Tuesday, May 15, 2012

Gulliver's Travels

It begins with a very short cartoon starring that pre-historic "Ice Age" squirrel and ends with a big song-and-dance number. But, no, "Gulliver's Travels" isn't all filler. Even though it sometimes seems that way. This Jack Black vehicle plays to a few of Mr. Black's strengths -- his physicality, his musicality, his eyebrows. But even at 83 minutes (plus a three-minute cartoon) it's a drag, another 3-D movie for kids in which the 3-D adds nothing, merely subtracting from parents' wallets.
 What's most surprising about this version of a big man among Lilliputians is how little film technology has improved, over the 115 years of cinema, in the art of putting that life-size person in that teeny, tiny world. Mr. Black plays Lemuel Gulliver, a lonely "Star Wars"-obsessed loser, stuck 10 years in the mail room at a publishing house. When he finally gets up the nerve to ask out travel editor Darcy (Amanda Peet), he backs himself into an assignment. Yeah, he's a writer. Yeah, he's traveled.
 I had no idea you wrote. Or traveled!" A little Internet cut-and-paste plagiarism gives him credibility, and she's convinced he's the right guy to send on a "Bermuda Triangle" travel story. And that's when his rented trawler, the "Knotferseil," is sucked into a whirlpool and dropped, with Gulliver, in a land of English-accented Lilliputians, ruled by Billy Connolly, with Emily Blunt as a prissy princess and Chris O'Dowd as arrogant Gen. Edward Edwardian, suitor to the princess. Alas, poor Horatio (Jason Segel) is but a commoner, lacking the pedigree or "act of valor" to make him worthy to pursue that same princess. Gulliver copes with Lilliput the way he coped with his real life -- with exaggeration. 
 On his island, Manhattan, he was president -- "President Awesome." And after he bails Lilliput out of a conflict with rival state Blefescu, all things Gulliver become cool in Lilliput. Army platoons do a close-order drill on his back as a massage. He's able to throw a "Lillipalooza," where Lilliputian versions of his favorite bands hit the stage. And his life story, a mash-up of "Star Wars" origin myth and "Titanic" (which this "King of the World" survived), becomes Lilliput's new West End hit. The lies and intellectual property theft pile up, but Gulliver is on a roll, helping Horatio woo the princess (Ms. Blunt is properly dotty, Mr. Segel quite dull) by stealing the balcony scene from "Romeo and Juliet," with Gulliver as offstage Cyrano, feeding Horatio lines. "You don't have to be rich to be my girl, you don't have to be cool to rule my world ..." But sooner or later, the lies will be revealed, and Gulliver will have his Lilliput-up-or-shut up moment. 
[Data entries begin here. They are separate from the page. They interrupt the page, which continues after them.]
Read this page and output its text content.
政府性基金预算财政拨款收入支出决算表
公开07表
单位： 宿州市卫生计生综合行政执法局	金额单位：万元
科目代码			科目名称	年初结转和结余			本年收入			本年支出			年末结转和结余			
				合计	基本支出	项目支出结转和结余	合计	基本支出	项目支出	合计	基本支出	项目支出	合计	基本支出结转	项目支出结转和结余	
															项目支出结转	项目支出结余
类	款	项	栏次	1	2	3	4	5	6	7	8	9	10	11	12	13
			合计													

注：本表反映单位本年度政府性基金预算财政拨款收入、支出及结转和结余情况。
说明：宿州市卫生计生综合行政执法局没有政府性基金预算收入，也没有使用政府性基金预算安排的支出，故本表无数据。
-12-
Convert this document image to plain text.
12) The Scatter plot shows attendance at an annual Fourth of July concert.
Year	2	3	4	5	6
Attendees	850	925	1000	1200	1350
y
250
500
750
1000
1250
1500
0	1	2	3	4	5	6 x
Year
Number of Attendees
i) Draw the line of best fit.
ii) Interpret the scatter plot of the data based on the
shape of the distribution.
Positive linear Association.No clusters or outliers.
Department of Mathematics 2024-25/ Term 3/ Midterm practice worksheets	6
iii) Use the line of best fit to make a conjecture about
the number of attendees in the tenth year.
Jonathan Swift's classic satire long ago lost the satiric sting it packed in the 18th century. Like "Alice in Wonderland," it's now just a simple children's "fish out of water" fantasy with Black/Gulliver riffing (script by Joe "Planet 51" Stillman and Nicholas "Fun With Dick and Jane" Stoller) on our pop culture in this alien world. The moral of the story is now "I'm a big shot for the first time in my life." Rob Letterman's film manages a few cute moments and an interesting non-starter -- Gulliver's visit to "the island where we dare not go" (think gigantic little girl, Gulliver in her dollhouse). The villains are weak, and the narrative has little drive to it. And when your big laugh is how a big guy with fully functioning kidneys might put out a little bitty fire, well.